Quando se entrava no quarto, antes de mais nada reparava-se na parede da direita. Aquilo que tinha começado com o placard de cortiça tinha-se expandido pela parede, e eram bem visíveis as marcas das mudanças que tinham ocorrido nos passados 3 anos que antecederam aquele dia. Via-se um bocado de tudo, um bocado da sua vida, fotografias de amigos que já foram, desenhos de há muito tempo, bocados de banda desenhada, anúncios, fotografia da turma, o nome de alguém, o cartaz de um filme. Todas estas pequenas coisas foram-se acumulando ao longo da parede, que parecia ficar cada vez mais pequena para a imensidão de coisas que se iam acumulando e da necessidade crescente de as mostrar a todos aqueles que deixava ver a parede.

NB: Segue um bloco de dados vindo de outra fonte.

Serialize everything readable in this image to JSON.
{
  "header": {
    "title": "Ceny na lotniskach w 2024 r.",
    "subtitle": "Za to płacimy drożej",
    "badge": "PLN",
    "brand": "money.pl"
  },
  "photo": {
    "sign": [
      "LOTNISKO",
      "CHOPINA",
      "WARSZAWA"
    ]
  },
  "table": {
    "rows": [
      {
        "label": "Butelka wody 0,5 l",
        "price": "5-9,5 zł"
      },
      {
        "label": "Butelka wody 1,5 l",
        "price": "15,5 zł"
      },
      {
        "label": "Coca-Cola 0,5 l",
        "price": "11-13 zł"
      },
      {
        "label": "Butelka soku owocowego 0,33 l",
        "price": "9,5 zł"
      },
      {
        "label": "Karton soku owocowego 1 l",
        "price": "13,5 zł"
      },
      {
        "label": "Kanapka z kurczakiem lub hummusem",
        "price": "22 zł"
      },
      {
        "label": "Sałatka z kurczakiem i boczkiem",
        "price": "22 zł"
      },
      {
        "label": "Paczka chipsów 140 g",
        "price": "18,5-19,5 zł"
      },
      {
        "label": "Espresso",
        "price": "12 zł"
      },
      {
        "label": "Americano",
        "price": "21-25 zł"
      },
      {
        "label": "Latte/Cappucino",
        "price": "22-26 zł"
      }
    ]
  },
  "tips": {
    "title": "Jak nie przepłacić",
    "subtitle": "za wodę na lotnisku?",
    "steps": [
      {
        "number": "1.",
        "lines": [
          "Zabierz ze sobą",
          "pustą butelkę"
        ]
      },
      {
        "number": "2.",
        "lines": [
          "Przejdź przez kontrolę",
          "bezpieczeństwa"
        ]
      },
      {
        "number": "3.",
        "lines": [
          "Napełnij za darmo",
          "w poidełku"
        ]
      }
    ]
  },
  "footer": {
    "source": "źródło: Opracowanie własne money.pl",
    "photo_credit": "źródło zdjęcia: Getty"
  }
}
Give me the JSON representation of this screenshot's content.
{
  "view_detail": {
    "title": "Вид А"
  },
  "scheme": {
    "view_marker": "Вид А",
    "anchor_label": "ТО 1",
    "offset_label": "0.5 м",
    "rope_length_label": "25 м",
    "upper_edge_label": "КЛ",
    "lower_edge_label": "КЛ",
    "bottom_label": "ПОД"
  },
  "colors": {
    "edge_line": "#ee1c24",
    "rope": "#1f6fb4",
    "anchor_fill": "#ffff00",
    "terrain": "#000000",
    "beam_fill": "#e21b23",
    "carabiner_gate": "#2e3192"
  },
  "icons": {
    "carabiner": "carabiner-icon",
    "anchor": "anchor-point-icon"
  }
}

A pouco e pouco, a parede foi-se tornando insuficiente, e começou o ciclo normal das coisas: tirar umas coisas para pôr outras, as mudanças normais que fizeram com que a parede ficasse despida, com uns espaços em branco que já ninguém conhecia. Depressa esses espaços foram preenchidos com outras coisas, decerto mais importantes, que aos 13 anos não ligava e aos 14 já lhe pareciam fulcrais.
Mas naquele dia, qualquer coisa lhe parecia estranhamente errada. A parede já não lhe dizia nada... A parede, que outrora fora a parte que mais gostava, aquela parte para a qual olhava durante horas a fio, parecia-lhe desinteressante. Já a conhecia mais que bem, mas não sentia que lhe fizesse tanta falta como antes, a parede, que tinha sido o sítio mais importante e de que mais gostava do seu quarto, já não o era, e isso não fazia sentido. A algum custo e talvez com lágrimas nos olhos (porque era uma parte da sua vida que ficava agora definitivamente para trás), começou a arrancar tudo por uma ponta e a partir daí tornou-se menos difícil. Quando acabou, ganhou coragem e olhou.
A parede estava branca... Absolutamente branca, mais do que se lembrava. Sentou-se no chão a olhar para ela. Não tinha nada, excepto uma frase que se tinha esquecido de tirar.
"Gosto das coisas de que tenho saudades. Esqueço-me das coisas de que não gosto."